The problem? Investigators shouldn’t have even gotten to that point — of zeroing in on Johnson’s tweets, the ACLU says.
A 1981 state law, along with federal regulations that shape the training Fusion Center employees are supposed to receive, should have prevented the use of DigitalStakeout to search for Black Lives Matter supporters from taking place. Internal training reviewed by The Bulletin also shows employees are instructed not to violate free speech protections by collecting certain information related to social, religious or political views.

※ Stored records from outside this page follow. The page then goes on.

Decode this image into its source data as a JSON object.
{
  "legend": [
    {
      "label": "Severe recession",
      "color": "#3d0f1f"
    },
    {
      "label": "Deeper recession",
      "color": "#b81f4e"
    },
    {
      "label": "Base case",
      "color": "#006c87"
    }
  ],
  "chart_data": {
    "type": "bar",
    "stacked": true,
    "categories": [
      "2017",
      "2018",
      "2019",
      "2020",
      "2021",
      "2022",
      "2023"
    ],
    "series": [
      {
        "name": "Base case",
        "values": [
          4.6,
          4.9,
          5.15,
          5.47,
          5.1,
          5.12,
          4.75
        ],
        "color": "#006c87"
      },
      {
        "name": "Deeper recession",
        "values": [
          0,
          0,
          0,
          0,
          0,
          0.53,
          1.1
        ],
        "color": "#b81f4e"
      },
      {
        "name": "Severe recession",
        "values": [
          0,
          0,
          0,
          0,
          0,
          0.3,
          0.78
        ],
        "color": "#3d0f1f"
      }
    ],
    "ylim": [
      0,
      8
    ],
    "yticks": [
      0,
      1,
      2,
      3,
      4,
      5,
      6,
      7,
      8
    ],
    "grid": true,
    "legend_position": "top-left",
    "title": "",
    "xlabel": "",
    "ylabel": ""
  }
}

Unless there’s reasonable suspicion that someone whose information is being collected and retained by the Fusion Center is connected to a crime, investigators are not supposed to collect that information, a PowerPoint presentation of the training shows.
The training also tells investigators to “use creativity and articulate your reasonable suspicion in some way” if information being collected is related to social, political or religious views.
“(Walker’s) report falls short of addressing several areas of concern, but one thing it does conclude is that this search was ‘not in compliance’ with state law,” said Mat dos Santos, ACLU-Oregon’s legal director. “In other words, the statute that prohibits law enforcement from surveilling innocent Oregonians was broken.”
The report showed at least two investigators, whose names were redacted from the report, weren’t aware of the state law. Several terms that investigators used were redacted from the report. An agency spokeswoman said the information was redacted because it relates to ongoing criminal investigations.